Die blosse Andeutung, dass es so etwas wie eine
Person nicht gibt, ist das Schlimmste, was du den
meisten von uns antun kannst, schlimmer als eine
Stellungnahme gegen unsere Religion, denn die
Person wird ja als noch grundlegender empfunden

Manche werden sich über so etwas sehr aufregen.

Aber die meisten interessiert es einfach nicht.

Das ist ja leicht zu sehen, wenn du auf die Strasse
gehst.

Im Allgemeinen interessieren wir uns für andere
Sachen, einen Hut kaufen oder die Erde retten.

Intelligenz

Intelligenz

Es gibt ganz offensichtlich Intelligenz, aber wo
kommt sie her?

Es ist ein Mysterium, ein Wunder.

Gedanken treten aus dem Nichts hervor.

Aber das Gefühl der Wahlfreiheit wird wohl da
sein, solange eine Person existiert.

Die meisten werden sich dem Gedanken, dass
keine Entscheidungsfreiheit besteht, einfach
verweigern.

Bei der blossen Andeutung werden wir schon
ärgerlich, denn ohne Wahlfreiheit – was bliebe
da von unserem Personsein noch übrig?

Experimente

Experimente
Es gibt übrigens neuere wissenschaftliche
Experimente, die ebenfalls darauf hindeuten,
dass der freie Wille Illusion ist.

Etwa eine Drittelsekunde vor der bewussten
Intention, etwas Bestimmtes zu tun, werden
die Gehirnareale aktiviert, die für diese Aktion
zuständig sind.

Also, eine Drittelsekunde vor deinem Gedanken
„Ich werde jetzt hier links abbiegen“ hat dein
Gehirn diese Aktion bereits in die Wege geleitet.

Dein bewusster Gedanke kommt erst danach.

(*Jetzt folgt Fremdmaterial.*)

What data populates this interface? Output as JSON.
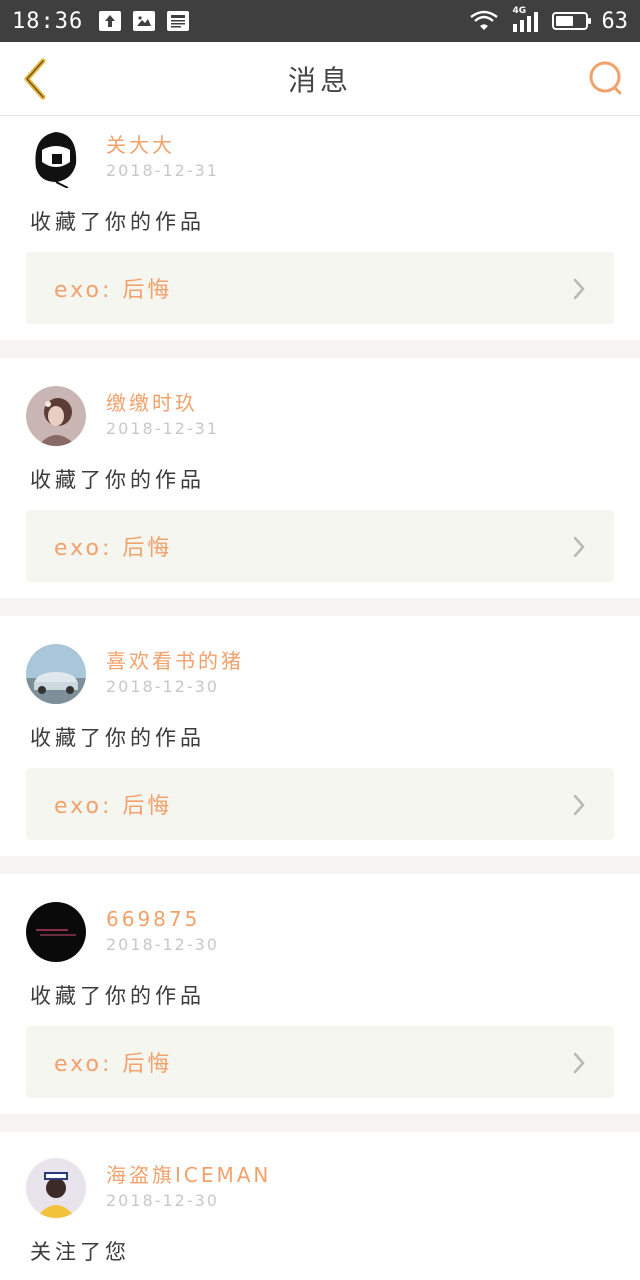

Kaum auszudenken, was daraus folgt, aber all
das wird gern übersehen, weil es einfach nicht
zu unseren Denkgewohnheiten über das Wesen
der Person passt.

Depressionen

Depressionen

Ich bin durch Depressionen gegangen, und da
war sehr deutlich zu sehen, dass alles unwirklich
ist und es auf überhaupt nichts ankommt.

Zurücklehnen

Du kannst dich also zurücklehnen, es gibt sowieso
nichts, was du tun kannst.

Da kannst du es auch gleich aufgeben.

Du bist vollkommen hilflos.

Alle Entscheidungsmöglichkeiten sind reine
Einbildung.

Aber im Aufgeben und Loslassen könnte es sein,
dass Freiheit gesehen wird.

Was wir auch tun mögen

Was wir auch tun mögen

Was wir auch tun mögen, wir werden dieses
Trennungsgefühl nie los; das Problem besteht,
solange eine Person da ist.

Die Person ist eigentlich das Problem.

Therapie und Meditation sind wunderbar und
werden deine Gefängniszelle vermutlich kom-
fortabler machen.

Aber sie holen dich nicht aus dem Gefängnis
heraus, denn du bist das Gefängnis.

Die Person kann unmöglich aus dem Gefängnis
herauskommen, eben weil das Gefängnis aus
diesem Gefühl besteht, dass da eine gesonderte
Person existiert.

Das hält uns davon ab, Dies als das Paradies zu
erkennen.

Fällt die Person weg, wird im selben Augenblick
gesehen, dass es nie ein Gefängnis gegeben hat
und dass Dies schon immer das Paradies war.

Wir haben das Paradies nie verlassen.